Management of GISTs and recent advances

Complete surgical resection is the treatment for GISTs > 2 cm localised to the stomach and for extra-gastric GISTs of any size. Nearly 60% of all patients with GISTs are cured by surgery [36]. When adjacent organs become involved a multivisceral resection may be needed, such as in the case of duodenal GISTs that may require a pancreatoduodenectomy. However, in such patients, tumour shrinkage by neoadjuvant imatinib treatment should be done in order to allow resection with the possibility of organ preserving surgery [37]. Systemic lymph node dissection is usually not required as these tumours very rarely metastasize to regional lymph nodes [38]. Laparoscopic surgery is best advised for easily accessible lesions and not recommended for lesions > 5 cm in diameter [39]. Transluminal endoscopic surgery has also been described for small GISTs [40], but the procedure carries the risk of incomplete resection, and as long as techniques for postinterventional gastric wall closure are not standardised, such kinds of surgical procedures must be considered as experimental [41]. As far as adjuvant therapy is concerned, current guidelines of the European Society for Medical Oncology (ESMO) and National Comprehensive Cancer Network (NCCN) state that a minimum of three years of adjuvant imatinib is the standard treatment for patients with a high risk of relapse following primary GIST resection [42]. Novel agents currently under investigation for GIST treatment include: TKIs (e.g. Ponatinib), immunomodulating agents, heat shock protein inhibitors, a phosphoinositide 3-kinase inhibitor, and an insulin-like growth factor 1 inhibitor (e.g. linsitinib) [43,44]. Interventional procedures such as radio-frequency ablation (RFA) [45], transarterial yttrium-90 radio-embolisation [46], and transarterial chemoembolisation (TACE) [47] have all been attempted in patients with GIST metastases, but most of these studies were retrospective and included a limited number of patients.

Differential diagnosis

Differential diagnosis for GISTs depends on their location. Differentials for GISTs include: leiomyoma, leiomyosarcoma, schwannoma, neurofibroma, adenocarcinoma, and carcinoids [48].

Conclusions

MDCT is the imaging modality of choice for the characterisation and diagnosis of GISTs. Radiologists need to be aware of all the imaging characteristics of GISTs, which may help to identify benign from malignant GISTs.

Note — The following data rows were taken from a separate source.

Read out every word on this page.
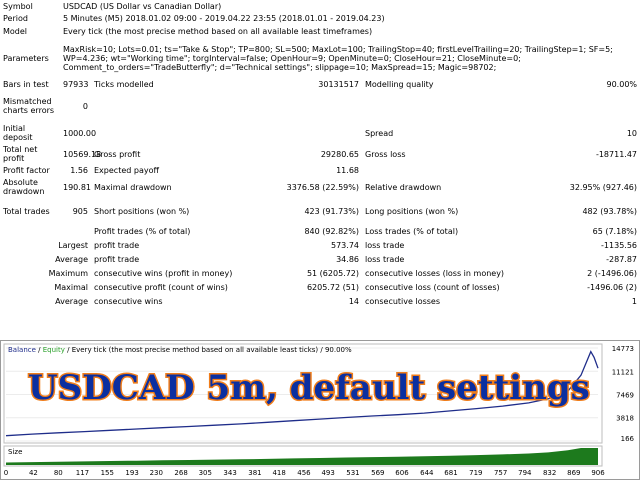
Symbol	USDCAD (US Dollar vs Canadian Dollar)				
Period	5 Minutes (M5) 2018.01.02 09:00 - 2019.04.22 23:55 (2018.01.01 - 2019.04.23)				
Model	Every tick (the most precise method based on all available least timeframes)				
Parameters	MaxRisk=10; Lots=0.01; ts="Take & Stop"; TP=800; SL=500; MaxLot=100; TrailingStop=40; firstLevelTrailing=20; TrailingStep=1; SF=5; WP=4.236; wt="Working time"; torgInterval=false; OpenHour=9; OpenMinute=0; CloseHour=21; CloseMinute=0; Comment_to_orders="TradeButterfly"; d="Technical settings"; slippage=10; MaxSpread=15; Magic=98702;				
Bars in test	97933	Ticks modelled	30131517	Modelling quality	90.00%
Mismatched charts errors	0				
Initial deposit	1000.00			Spread	10
Total net profit	10569.18	Gross profit	29280.65	Gross loss	-18711.47
Profit factor	1.56	Expected payoff	11.68		
Absolute drawdown	190.81	Maximal drawdown	3376.58 (22.59%)	Relative drawdown	32.95% (927.46)
Total trades	905	Short positions (won %)	423 (91.73%)	Long positions (won %)	482 (93.78%)
		Profit trades (% of total)	840 (92.82%)	Loss trades (% of total)	65 (7.18%)
Largest		profit trade	573.74	loss trade	-1135.56
Average		profit trade	34.86	loss trade	-287.87
Maximum		consecutive wins (profit in money)	51 (6205.72)	consecutive losses (loss in money)	2 (-1496.06)
Maximal		consecutive profit (count of wins)	6205.72 (51)	consecutive loss (count of losses)	-1496.06 (2)
Average		consecutive wins	14	consecutive losses	1
14773
11121
7469
3818
166
Balance / Equity / Every tick (the most precise method based on all available least ticks) / 90.00%
USDCAD 5m, default settings
Size
0	42 80 117 155 193 230 268 305 343 381 418 456 493 531 569 606 644 681 719 757 794 832 869 906
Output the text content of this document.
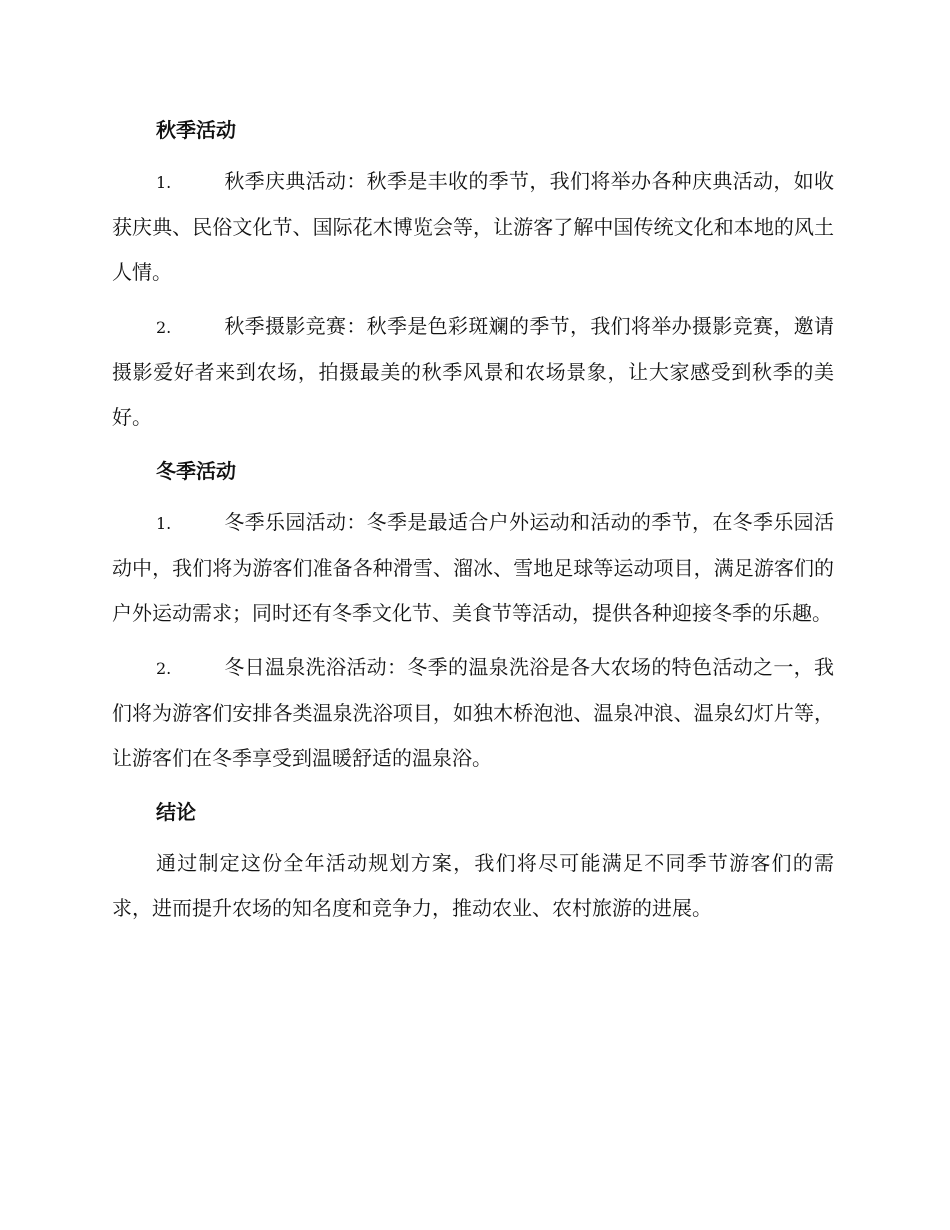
秋季活动

1.	秋季庆典活动：秋季是丰收的季节，我们将举办各种庆典活动，如收获庆典、民俗文化节、国际花木博览会等，让游客了解中国传统文化和本地的风土人情。

2.	秋季摄影竞赛：秋季是色彩斑斓的季节，我们将举办摄影竞赛，邀请摄影爱好者来到农场，拍摄最美的秋季风景和农场景象，让大家感受到秋季的美好。

冬季活动

1.	冬季乐园活动：冬季是最适合户外运动和活动的季节，在冬季乐园活动中，我们将为游客们准备各种滑雪、溜冰、雪地足球等运动项目，满足游客们的户外运动需求；同时还有冬季文化节、美食节等活动，提供各种迎接冬季的乐趣。

2.	冬日温泉洗浴活动：冬季的温泉洗浴是各大农场的特色活动之一，我们将为游客们安排各类温泉洗浴项目，如独木桥泡池、温泉冲浪、温泉幻灯片等，让游客们在冬季享受到温暖舒适的温泉浴。

结论

通过制定这份全年活动规划方案，我们将尽可能满足不同季节游客们的需求，进而提升农场的知名度和竞争力，推动农业、农村旅游的进展。
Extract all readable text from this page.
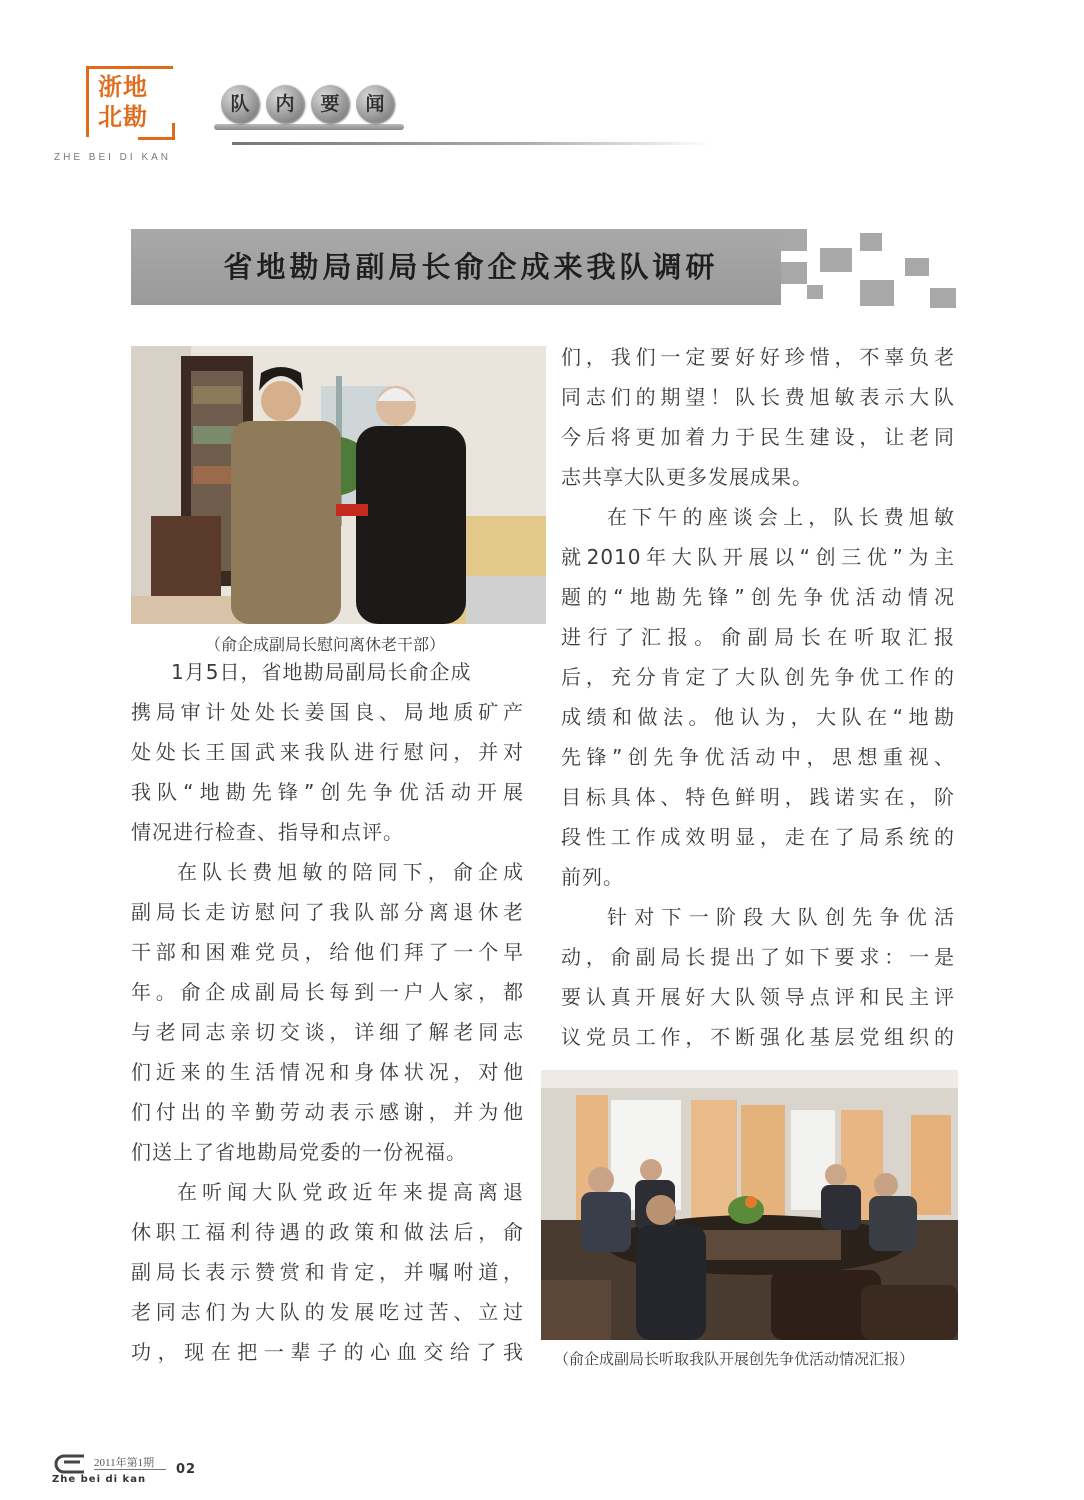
浙地
北勘
ZHE BEI DI KAN
队	内	要	闻
省地勘局副局长俞企成来我队调研
（俞企成副局长慰问离休老干部）
1月5日，省地勘局副局长俞企成
携局审计处处长姜国良、局地质矿产
处处长王国武来我队进行慰问，并对
我队“地勘先锋”创先争优活动开展
情况进行检查、指导和点评。
在队长费旭敏的陪同下，俞企成
副局长走访慰问了我队部分离退休老
干部和困难党员，给他们拜了一个早
年。俞企成副局长每到一户人家，都
与老同志亲切交谈，详细了解老同志
们近来的生活情况和身体状况，对他
们付出的辛勤劳动表示感谢，并为他
们送上了省地勘局党委的一份祝福。
在听闻大队党政近年来提高离退
休职工福利待遇的政策和做法后，俞
副局长表示赞赏和肯定，并嘱咐道，
老同志们为大队的发展吃过苦、立过
功，现在把一辈子的心血交给了我
们，我们一定要好好珍惜，不辜负老
同志们的期望！队长费旭敏表示大队
今后将更加着力于民生建设，让老同
志共享大队更多发展成果。
在下午的座谈会上，队长费旭敏
就2010年大队开展以“创三优”为主
题的“地勘先锋”创先争优活动情况
进行了汇报。俞副局长在听取汇报
后，充分肯定了大队创先争优工作的
成绩和做法。他认为，大队在“地勘
先锋”创先争优活动中，思想重视、
目标具体、特色鲜明，践诺实在，阶
段性工作成效明显，走在了局系统的
前列。
针对下一阶段大队创先争优活
动，俞副局长提出了如下要求：一是
要认真开展好大队领导点评和民主评
议党员工作，不断强化基层党组织的
（俞企成副局长听取我队开展创先争优活动情况汇报）
2011年第1期 02
Zhe bei di kan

A large exophytic, eccentrically located gastric or bowel wall lesion, which is well circumscribed with or without necrosis and lack of lymphadenopathy, should raise the suspicion of a gastrointestinal stromal tumour. Our study showed that malignant GISTs tend to be larger and have ulcerations. Peritoneal implants and metastases to different organs, especially the liver, and lymphadenopathy, although rare, were additional features of malignant GISTs.

Conflict of interest

The authors report no conflict of interest.